Today, a compromised Kubernetes pod means you're tearing down the cluster. Every neighbor is suspect, every secret potentially exfiltrated, every workload tainted. With kernel isolation, the response is kubectl delete pod. The other workloads never even notice.
Efforts to restrict AI agents with policy and observability alone are doomed to fail because velocity beats out security, every time. Contain the failure instead.
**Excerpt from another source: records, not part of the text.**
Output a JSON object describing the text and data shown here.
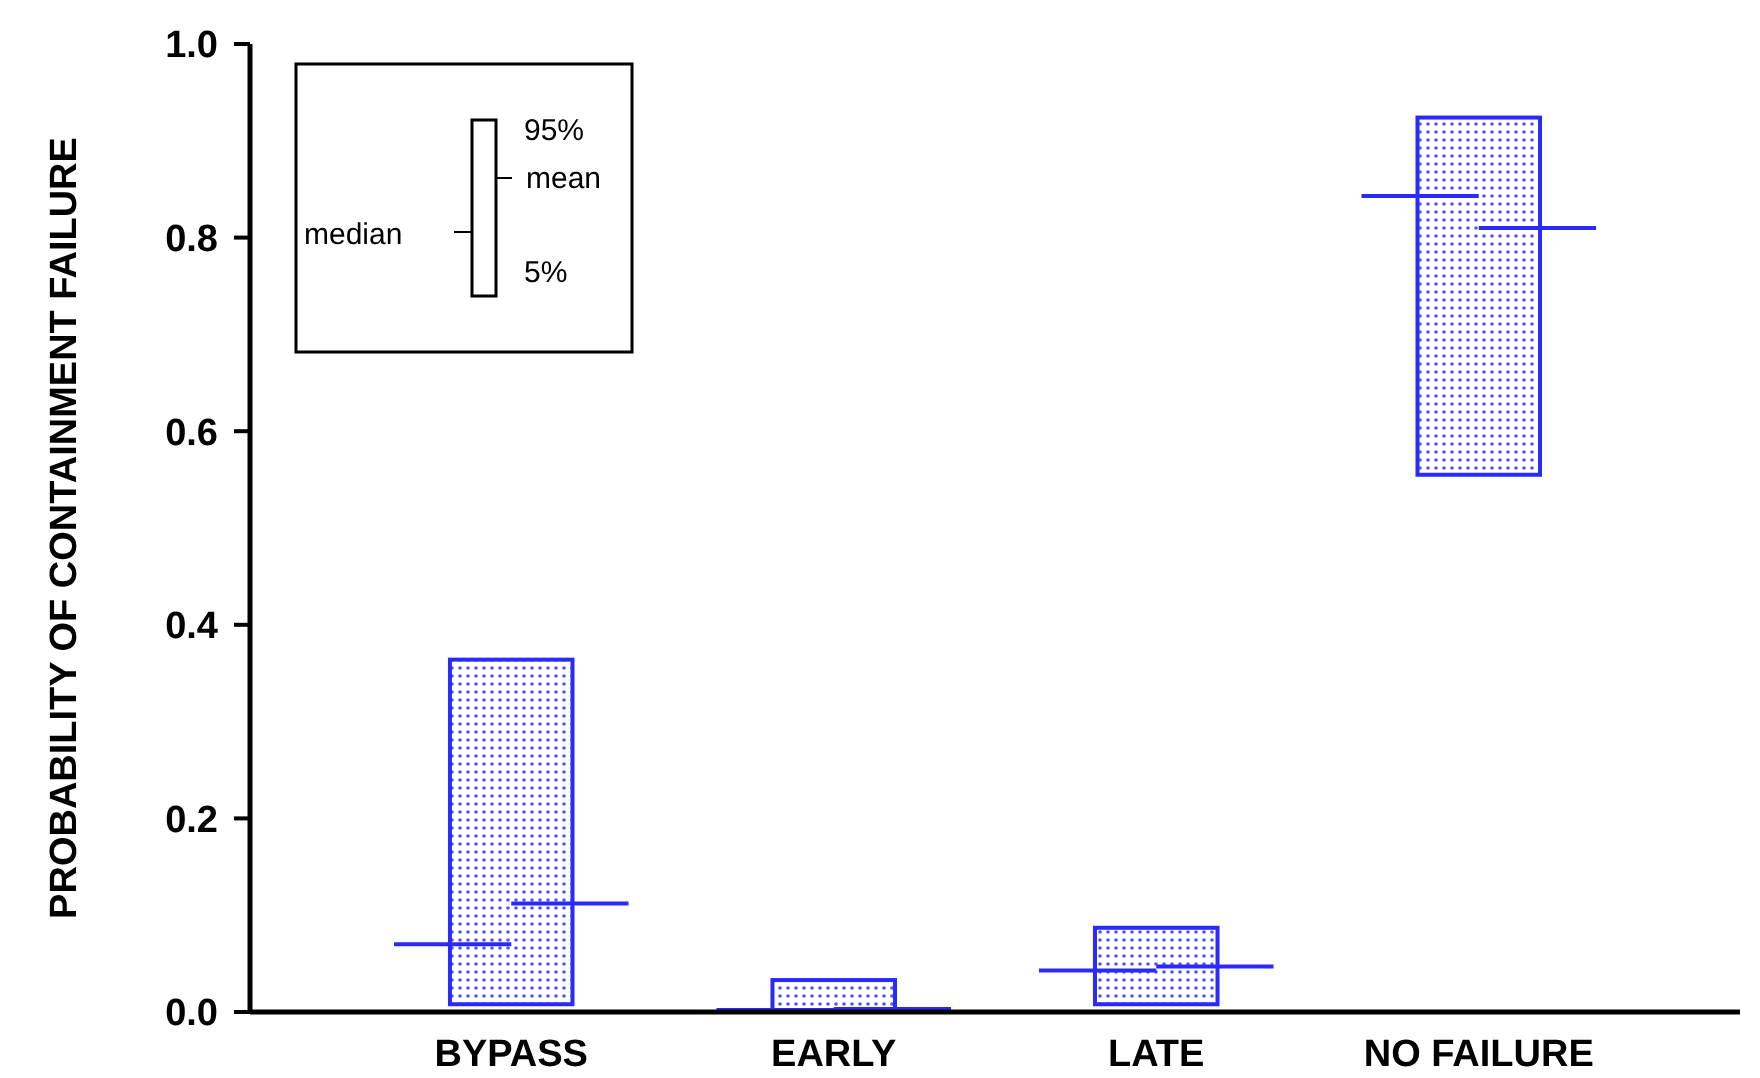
{
  "chart_data": {
    "type": "box",
    "ylabel": "PROBABILITY OF CONTAINMENT FAILURE",
    "categories": [
      "BYPASS",
      "EARLY",
      "LATE",
      "NO FAILURE"
    ],
    "ylim": [
      0,
      1
    ],
    "yticks": [
      {
        "value": 0,
        "label": "0.0"
      },
      0.2,
      0.4,
      0.6,
      0.8,
      {
        "value": 1,
        "label": "1.0"
      }
    ],
    "series": [
      {
        "color": "#2a2aff",
        "boxes": [
          {
            "low": 0.008,
            "q1": 0.008,
            "median": 0.07,
            "q3": 0.364,
            "high": 0.364,
            "mean": 0.112
          },
          {
            "low": 0.002,
            "q1": 0.002,
            "median": 0.002,
            "q3": 0.033,
            "high": 0.033,
            "mean": 0.003
          },
          {
            "low": 0.008,
            "q1": 0.008,
            "median": 0.043,
            "q3": 0.087,
            "high": 0.087,
            "mean": 0.047
          },
          {
            "low": 0.555,
            "q1": 0.555,
            "median": 0.843,
            "q3": 0.924,
            "high": 0.924,
            "mean": 0.81
          }
        ]
      }
    ],
    "annotations": [
      "95%",
      "mean",
      "median",
      "5%"
    ]
  }
}
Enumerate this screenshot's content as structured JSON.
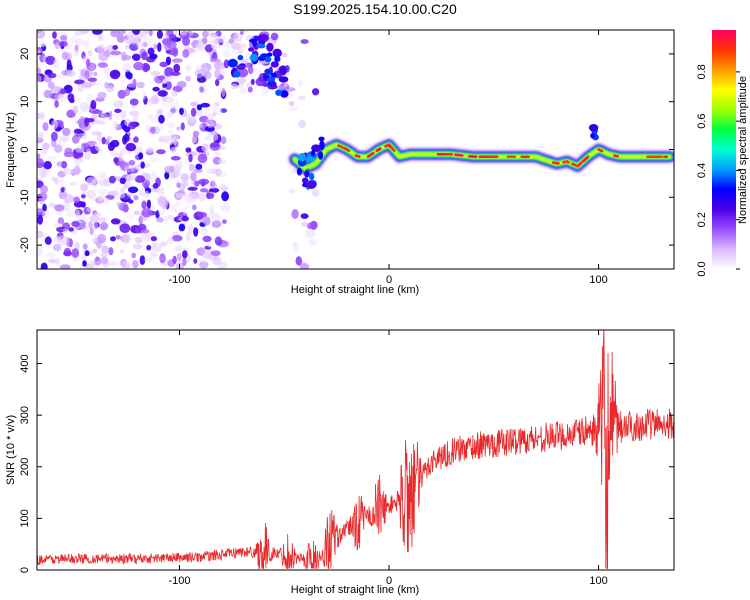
{
  "title": "S199.2025.154.10.00.C20",
  "chart_data": [
    {
      "type": "heatmap",
      "xlabel": "Height of straight line (km)",
      "ylabel": "Frequency (Hz)",
      "xlim": [
        -168,
        136
      ],
      "ylim": [
        -25,
        25
      ],
      "xticks": [
        -100,
        0,
        100
      ],
      "yticks": [
        -20,
        -10,
        0,
        10,
        20
      ],
      "colorbar": {
        "label": "Normalized spectral amplitude",
        "ticks": [
          0.0,
          0.2,
          0.4,
          0.6,
          0.8
        ],
        "range": [
          0,
          0.97
        ],
        "colormap": [
          "#ffffff",
          "#d9b8ff",
          "#9b4dff",
          "#4b00e6",
          "#0000ff",
          "#00a0ff",
          "#00ffd0",
          "#00ff40",
          "#a0ff00",
          "#ffff00",
          "#ff9900",
          "#ff3300",
          "#ff0066"
        ]
      },
      "trace": {
        "description": "narrow high-amplitude band near 0 Hz",
        "x": [
          -45,
          -40,
          -35,
          -30,
          -25,
          -20,
          -15,
          -10,
          -5,
          0,
          5,
          10,
          20,
          30,
          40,
          50,
          60,
          70,
          80,
          85,
          90,
          95,
          100,
          105,
          110,
          120,
          130,
          134
        ],
        "y": [
          -2,
          -4,
          -3,
          0,
          1,
          0,
          -1.5,
          -1.5,
          0,
          1,
          -1.5,
          -1,
          -1,
          -1,
          -1.5,
          -1.5,
          -1.5,
          -1.5,
          -3,
          -2.5,
          -3.5,
          -1.5,
          0,
          -1,
          -1.5,
          -1.5,
          -1.5,
          -1.5
        ]
      },
      "noise_regions": [
        {
          "x_range": [
            -168,
            -78
          ],
          "f_range": [
            -25,
            25
          ],
          "level": "moderate"
        },
        {
          "x_range": [
            -78,
            -48
          ],
          "f_range": [
            12,
            25
          ],
          "level": "moderate"
        },
        {
          "x_range": [
            -48,
            -35
          ],
          "f_range": [
            -25,
            25
          ],
          "level": "sparse"
        }
      ]
    },
    {
      "type": "line",
      "xlabel": "Height of straight line (km)",
      "ylabel": "SNR (10 * v/v)",
      "xlim": [
        -168,
        136
      ],
      "ylim": [
        0,
        465
      ],
      "xticks": [
        -100,
        0,
        100
      ],
      "yticks": [
        0,
        100,
        200,
        300,
        400
      ],
      "series": [
        {
          "color": "#e8282a",
          "x": [
            -168,
            -150,
            -120,
            -90,
            -80,
            -70,
            -60,
            -50,
            -45,
            -40,
            -35,
            -30,
            -25,
            -20,
            -15,
            -10,
            -5,
            0,
            5,
            10,
            15,
            20,
            30,
            40,
            50,
            60,
            70,
            80,
            90,
            95,
            100,
            102,
            104,
            106,
            108,
            110,
            120,
            130,
            136
          ],
          "y": [
            20,
            22,
            22,
            25,
            30,
            35,
            35,
            30,
            25,
            20,
            15,
            40,
            60,
            80,
            95,
            105,
            115,
            125,
            135,
            150,
            175,
            210,
            230,
            240,
            245,
            250,
            255,
            260,
            265,
            270,
            270,
            260,
            200,
            240,
            270,
            275,
            280,
            285,
            285
          ]
        }
      ],
      "bursts": [
        {
          "x": -60,
          "amplitude": 55
        },
        {
          "x": -48,
          "amplitude": 40
        },
        {
          "x": -37,
          "amplitude": 45
        },
        {
          "x": -28,
          "amplitude": 85
        },
        {
          "x": -15,
          "amplitude": 50
        },
        {
          "x": -5,
          "amplitude": 60
        },
        {
          "x": 8,
          "amplitude": 110
        },
        {
          "x": 12,
          "amplitude": 90
        },
        {
          "x": 103,
          "amplitude": 230
        },
        {
          "x": 106,
          "amplitude": 120
        }
      ]
    }
  ]
}
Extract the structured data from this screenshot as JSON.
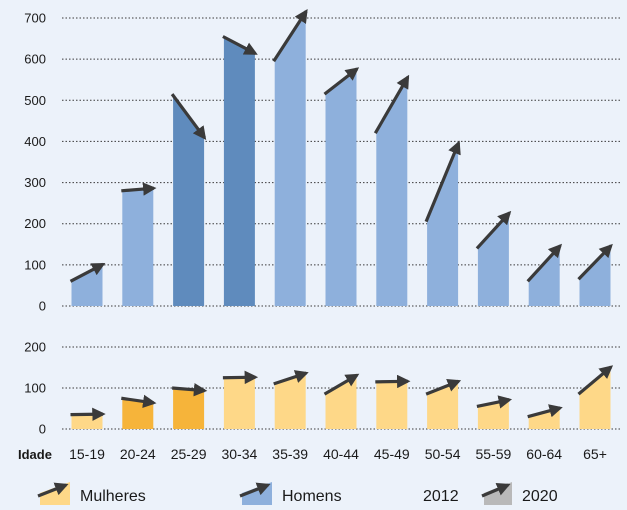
{
  "chart_data": [
    {
      "type": "bar",
      "panel": "top",
      "series_label": "Homens",
      "categories": [
        "15-19",
        "20-24",
        "25-29",
        "30-34",
        "35-39",
        "40-44",
        "45-49",
        "50-54",
        "55-59",
        "60-64",
        "65+"
      ],
      "values_2012": [
        60,
        280,
        515,
        655,
        595,
        515,
        420,
        205,
        140,
        60,
        65
      ],
      "values_2020": [
        105,
        290,
        405,
        610,
        720,
        580,
        560,
        400,
        230,
        150,
        150
      ],
      "ylim": [
        0,
        700
      ],
      "yticks": [
        "0",
        "100",
        "200",
        "300",
        "400",
        "500",
        "600",
        "700"
      ],
      "ytick_values": [
        0,
        100,
        200,
        300,
        400,
        500,
        600,
        700
      ],
      "colors": [
        "#8eb0dc",
        "#8eb0dc",
        "#5f8bbd",
        "#5f8bbd",
        "#8eb0dc",
        "#8eb0dc",
        "#8eb0dc",
        "#8eb0dc",
        "#8eb0dc",
        "#8eb0dc",
        "#8eb0dc"
      ],
      "grid": true
    },
    {
      "type": "bar",
      "panel": "bottom",
      "series_label": "Mulheres",
      "categories": [
        "15-19",
        "20-24",
        "25-29",
        "30-34",
        "35-39",
        "40-44",
        "45-49",
        "50-54",
        "55-59",
        "60-64",
        "65+"
      ],
      "values_2012": [
        35,
        75,
        100,
        125,
        110,
        85,
        115,
        85,
        55,
        30,
        85
      ],
      "values_2020": [
        40,
        60,
        90,
        130,
        140,
        135,
        120,
        120,
        75,
        55,
        155
      ],
      "ylim": [
        0,
        200
      ],
      "yticks": [
        "0",
        "100",
        "200"
      ],
      "ytick_values": [
        0,
        100,
        200
      ],
      "colors": [
        "#fed888",
        "#f6b43a",
        "#f6b43a",
        "#fed888",
        "#fed888",
        "#fed888",
        "#fed888",
        "#fed888",
        "#fed888",
        "#fed888",
        "#fed888"
      ],
      "grid": true
    }
  ],
  "x_axis_label": "Idade",
  "legend": {
    "mulheres": "Mulheres",
    "homens": "Homens",
    "year_start": "2012",
    "year_end": "2020",
    "mulheres_color": "#fed888",
    "homens_color": "#8eb0dc",
    "neutral_color": "#b9b9b9"
  },
  "colors": {
    "arrow": "#3a3a3a",
    "background": "#ecf2fa"
  }
}
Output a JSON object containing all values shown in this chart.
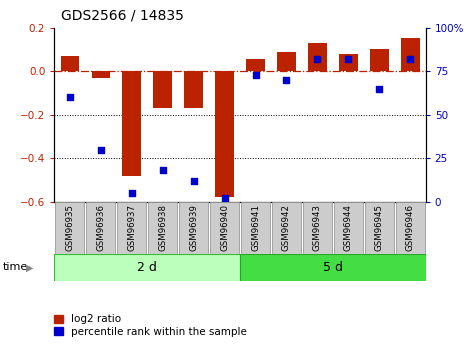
{
  "title": "GDS2566 / 14835",
  "samples": [
    "GSM96935",
    "GSM96936",
    "GSM96937",
    "GSM96938",
    "GSM96939",
    "GSM96940",
    "GSM96941",
    "GSM96942",
    "GSM96943",
    "GSM96944",
    "GSM96945",
    "GSM96946"
  ],
  "log2_ratio": [
    0.07,
    -0.03,
    -0.48,
    -0.17,
    -0.17,
    -0.58,
    0.055,
    0.09,
    0.13,
    0.08,
    0.1,
    0.15
  ],
  "percentile_rank": [
    60,
    30,
    5,
    18,
    12,
    2,
    73,
    70,
    82,
    82,
    65,
    82
  ],
  "bar_color": "#bb2200",
  "dot_color": "#0000cc",
  "ylim_left": [
    -0.6,
    0.2
  ],
  "ylim_right": [
    0,
    100
  ],
  "yticks_left": [
    -0.6,
    -0.4,
    -0.2,
    0.0,
    0.2
  ],
  "yticks_right": [
    0,
    25,
    50,
    75,
    100
  ],
  "group1_label": "2 d",
  "group2_label": "5 d",
  "group1_count": 6,
  "group1_color": "#bbffbb",
  "group2_color": "#44dd44",
  "time_label": "time",
  "legend_items": [
    "log2 ratio",
    "percentile rank within the sample"
  ],
  "hline_y": 0.0,
  "dotted_lines": [
    -0.2,
    -0.4
  ],
  "bar_width": 0.6,
  "sample_box_color": "#cccccc",
  "sample_box_edge": "#999999"
}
Give it a kernel it can't escape, let it YOLO within a trusted boundary, and get back to the work the agent was supposed to help you with in the first place.
That's what isolation gets you: more capability, with less consequence.
FAQ
Why are unrestricted AI agents risky on shared Kubernetes infrastructure?
Because containers share the host kernel, an unrestricted AI agent can expose node-level information and amplify the impact of kernel vulnerabilities across all workloads on the node.
What does it mean for an AI agent to run with its own kernel?
It means the agent runs inside a dedicated kernel with isolated memory, devices, and process space, completely separate from the host and other workloads.
How does kernel isolation limit blast radius for AI workloads?
Kernel isolation ensures that failures or compromises are contained to a single pod. The agent cannot affect the host or neighboring workloads by design.
Why doesn’t least-privilege security work well for AI agents?
AI agents have unbounded, non-deterministic behavior that can’t be fully enumerated in advance. Containment is more reliable than restrictive policy enforcement.
How does incident response change with kernel-isolated AI agents?
A compromised agent can be safely remediated by deleting the pod. There is no shared kernel state to investigate or cluster-wide exposure to assume.